Grutas de Netuno – Esplendor Natural perto de Alghero, na Sardegna

Diz a lenda que a Gruta de Netuno foi descoberta por acaso por um pescador, no século XVIII, e que ele ficou tão impressionado com o local que deu a ele o nome do deus do mar da Roma Antiga. É uma lenda, claro, e as grutas perto de Alghero eram conhecidas desde a antiguidade. Mas foi nessa época que elas se tornaram atrações turísticas, e começaram a entrar nos itinerários de quem visita Alghero. Definitivamente, elas são uma atração natural impressionante, mesmo em um lugar que já famoso pela natureza. 

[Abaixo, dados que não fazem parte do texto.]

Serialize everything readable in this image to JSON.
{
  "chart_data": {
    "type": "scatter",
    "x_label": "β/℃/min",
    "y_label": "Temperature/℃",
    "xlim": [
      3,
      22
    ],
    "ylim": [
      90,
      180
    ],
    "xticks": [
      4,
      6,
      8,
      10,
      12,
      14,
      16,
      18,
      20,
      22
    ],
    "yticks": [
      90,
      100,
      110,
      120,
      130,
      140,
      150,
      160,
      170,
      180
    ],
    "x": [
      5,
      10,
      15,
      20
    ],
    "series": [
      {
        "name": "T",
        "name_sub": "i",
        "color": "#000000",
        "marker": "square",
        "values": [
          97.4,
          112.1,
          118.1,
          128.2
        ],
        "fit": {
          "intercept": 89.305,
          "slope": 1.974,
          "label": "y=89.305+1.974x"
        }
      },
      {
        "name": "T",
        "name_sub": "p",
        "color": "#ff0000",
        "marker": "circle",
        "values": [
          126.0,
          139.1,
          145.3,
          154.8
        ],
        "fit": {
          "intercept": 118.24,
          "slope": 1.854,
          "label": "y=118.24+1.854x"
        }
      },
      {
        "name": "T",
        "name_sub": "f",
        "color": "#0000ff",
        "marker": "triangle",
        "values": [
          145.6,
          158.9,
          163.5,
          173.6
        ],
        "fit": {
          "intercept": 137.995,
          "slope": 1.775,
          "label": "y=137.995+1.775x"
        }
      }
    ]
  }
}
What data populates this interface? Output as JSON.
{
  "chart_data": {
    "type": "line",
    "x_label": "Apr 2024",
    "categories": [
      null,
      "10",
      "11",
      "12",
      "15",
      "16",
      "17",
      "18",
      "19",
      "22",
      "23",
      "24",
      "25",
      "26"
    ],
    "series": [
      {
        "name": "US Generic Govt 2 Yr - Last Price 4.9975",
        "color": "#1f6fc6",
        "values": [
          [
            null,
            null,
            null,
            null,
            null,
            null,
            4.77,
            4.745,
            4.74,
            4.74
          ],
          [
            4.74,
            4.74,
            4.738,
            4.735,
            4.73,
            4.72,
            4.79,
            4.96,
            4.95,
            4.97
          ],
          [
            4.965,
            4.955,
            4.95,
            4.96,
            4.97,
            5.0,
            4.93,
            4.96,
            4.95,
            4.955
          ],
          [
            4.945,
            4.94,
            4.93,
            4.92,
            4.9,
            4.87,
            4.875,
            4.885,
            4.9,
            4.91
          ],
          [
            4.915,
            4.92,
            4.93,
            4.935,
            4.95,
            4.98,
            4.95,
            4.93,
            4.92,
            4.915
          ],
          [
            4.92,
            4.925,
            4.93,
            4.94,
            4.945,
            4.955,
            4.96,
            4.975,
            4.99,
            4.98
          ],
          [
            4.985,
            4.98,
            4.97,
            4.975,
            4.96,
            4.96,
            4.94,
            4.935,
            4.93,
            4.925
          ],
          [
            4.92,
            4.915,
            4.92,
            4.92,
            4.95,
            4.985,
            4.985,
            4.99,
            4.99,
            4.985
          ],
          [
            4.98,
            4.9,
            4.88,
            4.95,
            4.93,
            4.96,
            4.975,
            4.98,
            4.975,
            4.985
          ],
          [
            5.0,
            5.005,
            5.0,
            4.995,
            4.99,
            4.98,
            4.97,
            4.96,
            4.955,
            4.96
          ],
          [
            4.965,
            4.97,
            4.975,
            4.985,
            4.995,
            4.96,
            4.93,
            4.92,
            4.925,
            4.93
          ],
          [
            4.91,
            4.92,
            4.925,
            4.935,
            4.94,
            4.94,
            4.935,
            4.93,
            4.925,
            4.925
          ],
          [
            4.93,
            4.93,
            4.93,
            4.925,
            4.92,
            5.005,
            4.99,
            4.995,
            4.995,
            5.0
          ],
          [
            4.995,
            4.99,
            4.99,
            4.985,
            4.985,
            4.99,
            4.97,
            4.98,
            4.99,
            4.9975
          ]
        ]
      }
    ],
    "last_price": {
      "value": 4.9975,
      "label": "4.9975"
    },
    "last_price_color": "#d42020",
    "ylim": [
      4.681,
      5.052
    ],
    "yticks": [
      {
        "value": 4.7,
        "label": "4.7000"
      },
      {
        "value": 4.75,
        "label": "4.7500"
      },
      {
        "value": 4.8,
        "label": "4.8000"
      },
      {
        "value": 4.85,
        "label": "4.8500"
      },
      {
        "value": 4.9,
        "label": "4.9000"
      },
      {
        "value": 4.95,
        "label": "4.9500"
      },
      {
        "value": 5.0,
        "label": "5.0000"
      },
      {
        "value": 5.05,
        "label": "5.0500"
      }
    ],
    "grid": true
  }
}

A Gruta de Netuno fica no fim da Baía de Ponto Conte, a cerca de 25 quilômetros do centro de Alghero. Tem dois jeitos de chegar lá, e todos os dois são panorâmicos. Você pode ir de barco, com a óbvia vantagem de ver as vistas do mar, mas pagando um pouco mais, cerca de 15 euros por pessoa, e com saída no verão praticamente a cada hora. Para quem tem dificuldades de mobilidade, é com certeza a melhor escolha, já que o barco te deixa na entrada da caverna. Algumas linhas de barco também dão a opção de parar na ida ou na volta na Cala Dragunara, uma praia da Baía.

Também tem como chegar com ônibus, tanto com uma linha pública, o 9321, ou com o Beach Bus, uma companhia particular que percorre as Baías de Alghero e de Porto Conte. As duas são menos freqüentes que o barco, e é melhor conferir antes os horários para garantir que você não vai ficar muito tempo esperando em nenhum dos lados. Os dois também são bem convenientes para parar em alguma praia no caminho e depois pegar outro ônibus de volta para Alghero, mas nesse caso eu recomendaria pegar um passe diário (o do Beach Bus você compra dentro do ônibus e custa 7 euros, enquanto a passagem individual é 4, e o dos ônibus municipais é mais fácil comprar pelo app Drop Ticket, e custa 2,80, enquanto a passagem individual é 1 euro).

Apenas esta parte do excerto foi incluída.